Des cellules de levure pour créer des usines à médicaments
Depuis l’Antiquité, des cultures sur presque tous les continents ont découvert que certaines feuilles de plantes, lorsqu’elles étaient mâchées, brassées ou frottées sur le corps, pouvaient soulager diverses affections et même parfois causer la mort.
Reprogrammer des cellules de levure
Aujourd’hui, les sociétés pharmaceutiques importent ces plantes autrefois rares de fermes spécialisées et en extraient des composés chimiques actifs pour fabriquer des médicaments comme la scopolamine, qui soulage le mal des transports et les nausées postopératoires, et l’atropine, qui freine la bave associée à la maladie de Parkinson ou aide à maintenir la fonction cardiaque lors de l’intubation des patients atteints de COVID-19 et de leur mise sous respirateur.
Maintenant, les ingénieurs de Stanford recréent ces anciens remèdes en reprogrammant génétiquement la machinerie cellulaire d’une souche spéciale de levure, les transformant efficacement en usines microscopiques qui convertissent les sucres et les acides aminés en ces drogues folkloriques, à peu près de la même manière que la levure de bière peut naturellement convertir les sucres en alcool.
« Les pénuries de médicaments que nous constatons autour de la crise du COVID-19 nous font comprendre pourquoi nous avons besoin de nouveaux moyens plus fiables pour nous procurer ces médicaments à base de plantes, qui mettent des mois, ou des années, à pousser et proviennent de quelques pays, où le changement climatique, les catastrophes naturelles et les questions géopolitiques peuvent perturber l’approvisionnement », a déclaré Christina Smolke, professeur de bio-ingénierie.
Prashanth Srinivasan, un étudiant diplômé du laboratoire de Smolke et premier auteur de l’article, a effectué la reprogrammation de la levure en usine. Avec un esprit d’ingénieur, il a considéré chacun des organites de la levure comme des postes de travail sur une chaîne de montage. Il a imaginé le noyau comme le centre de contrôle de l’usine, régulant le processus chimique étape par étape qui est nécessaire à l’assemblage des composés médicinaux. Les mitochondries nécessitaient une attention particulière.
Des alcaloïdes de tropane
Les cellules utilisent des électrons pour accrocher ou décrocher les molécules sur la chaîne de montage, et Srinivasan en avait besoin de beaucoup pour fabriquer les produits qu’il souhaitait – une famille de composés chimiques complexes appelés alcaloïdes de tropane. Les humains utilisent ces composés depuis des millénaires pour tout, du soulagement des maux de dents et de ventre à la conduite de rituels religieux et à l’empoisonnement de leurs rivaux.

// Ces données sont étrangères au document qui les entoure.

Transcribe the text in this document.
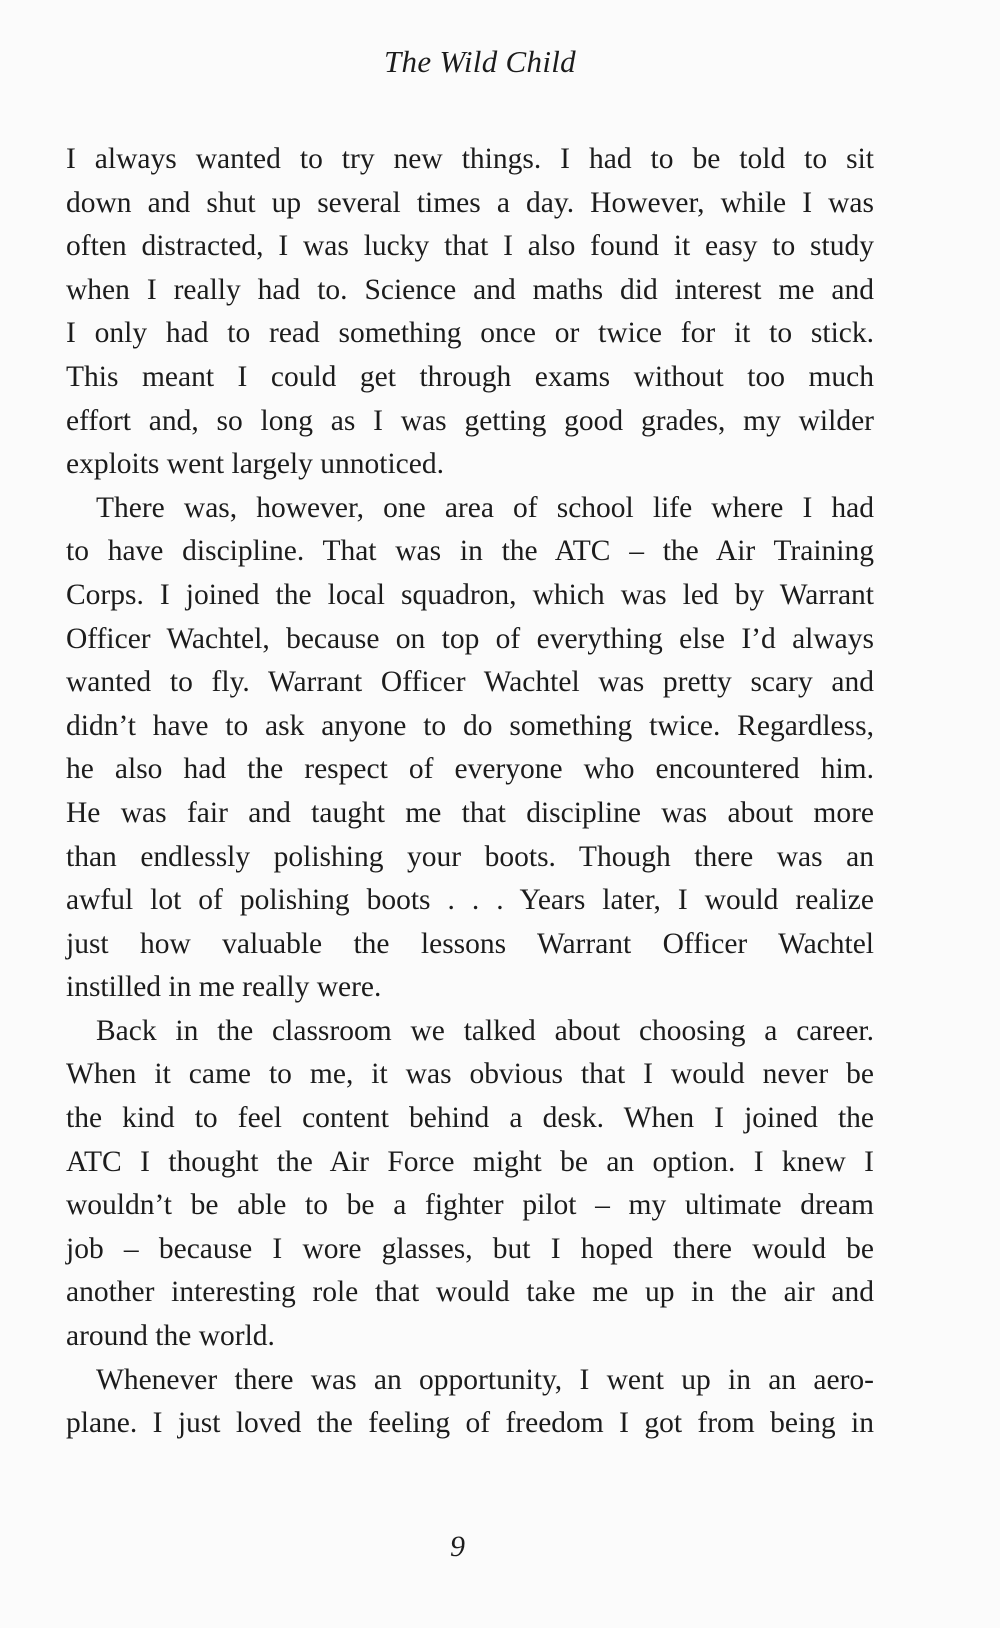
The Wild Child

I always wanted to try new things. I had to be told to sit
down and shut up several times a day. However, while I was
often distracted, I was lucky that I also found it easy to study
when I really had to. Science and maths did interest me and
I only had to read something once or twice for it to stick.
This meant I could get through exams without too much
effort and, so long as I was getting good grades, my wilder
exploits went largely unnoticed.

There was, however, one area of school life where I had
to have discipline. That was in the ATC – the Air Training
Corps. I joined the local squadron, which was led by Warrant
Officer Wachtel, because on top of everything else I’d always
wanted to fly. Warrant Officer Wachtel was pretty scary and
didn’t have to ask anyone to do something twice. Regardless,
he also had the respect of everyone who encountered him.
He was fair and taught me that discipline was about more
than endlessly polishing your boots. Though there was an
awful lot of polishing boots . . . Years later, I would realize
just how valuable the lessons Warrant Officer Wachtel
instilled in me really were.

Back in the classroom we talked about choosing a career.
When it came to me, it was obvious that I would never be
the kind to feel content behind a desk. When I joined the
ATC I thought the Air Force might be an option. I knew I
wouldn’t be able to be a fighter pilot – my ultimate dream
job – because I wore glasses, but I hoped there would be
another interesting role that would take me up in the air and
around the world.

Whenever there was an opportunity, I went up in an aero-
plane. I just loved the feeling of freedom I got from being in

9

Smolke et son équipe ont passé trois ans à effectuer un total de 34 modifications génétiques de l’ADN de la levure pour contrôler chaque étape du processus d’assemblage chimique des alcaloïdes du tropane. Leur approche – appelée ingénierie métabolique – est une forme plus précise de biotechnologie dans laquelle la reprogrammation génétique utilise ou modifie les processus cellulaires naturels pour fabriquer des produits répondant aux besoins de l’homme.

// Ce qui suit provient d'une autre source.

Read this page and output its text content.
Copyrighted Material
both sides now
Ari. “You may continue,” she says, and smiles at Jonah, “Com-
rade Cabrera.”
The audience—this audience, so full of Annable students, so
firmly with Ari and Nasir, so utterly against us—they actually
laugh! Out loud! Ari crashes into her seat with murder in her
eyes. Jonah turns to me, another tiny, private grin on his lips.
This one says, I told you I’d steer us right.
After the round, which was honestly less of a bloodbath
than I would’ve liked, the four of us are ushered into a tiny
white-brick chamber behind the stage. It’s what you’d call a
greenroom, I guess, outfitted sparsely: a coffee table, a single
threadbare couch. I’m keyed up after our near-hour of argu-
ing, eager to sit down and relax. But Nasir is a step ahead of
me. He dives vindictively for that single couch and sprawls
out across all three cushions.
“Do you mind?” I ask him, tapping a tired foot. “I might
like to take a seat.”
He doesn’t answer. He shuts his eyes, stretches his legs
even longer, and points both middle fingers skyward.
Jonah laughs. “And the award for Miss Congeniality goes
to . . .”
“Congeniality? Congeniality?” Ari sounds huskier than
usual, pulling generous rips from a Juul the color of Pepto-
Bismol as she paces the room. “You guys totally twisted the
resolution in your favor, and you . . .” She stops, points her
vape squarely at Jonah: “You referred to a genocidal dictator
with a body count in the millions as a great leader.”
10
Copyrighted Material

Par exemple, lorsque la levure de bière produit de l’alcool, les cellules expulsent naturellement ce produit chimique afin que nous puissions le recueillir et le boire. L’équipe de Stanford a soigneusement conçu les organites et les membranes de sa levure artificielle pour s’assurer que ses molécules complexes d’alcaloïdes de tropane sortent intactes de la chaîne de montage chimique afin qu’elles puissent être utilisées dans des médicaments.
Une start-up pour produire à grande échelle des médicaments
Smolke, qui a déjà utilisé la levure artificielle pour produire une famille différente de médicaments analgésiques à base de plantes, a cofondé une start-up biotechnologique qui va concéder une licence pour la technologie de Stanford afin de pouvoir produire à grande échelle les quantités expérimentales de médicaments produites par ces usines cellulaires, ce qui devrait prendre environ deux ans.
« Les plantes sont les meilleurs chimistes du monde », a déclaré Mme Smolke. « Nous voulons récapituler leurs chimies uniques et utiles dans des microbes domestiqués pour construire des molécules complexes inspirées du monde naturel mais adaptées pour mieux répondre aux besoins de l’homme ».
Cette recherche a été publiée dans Nature.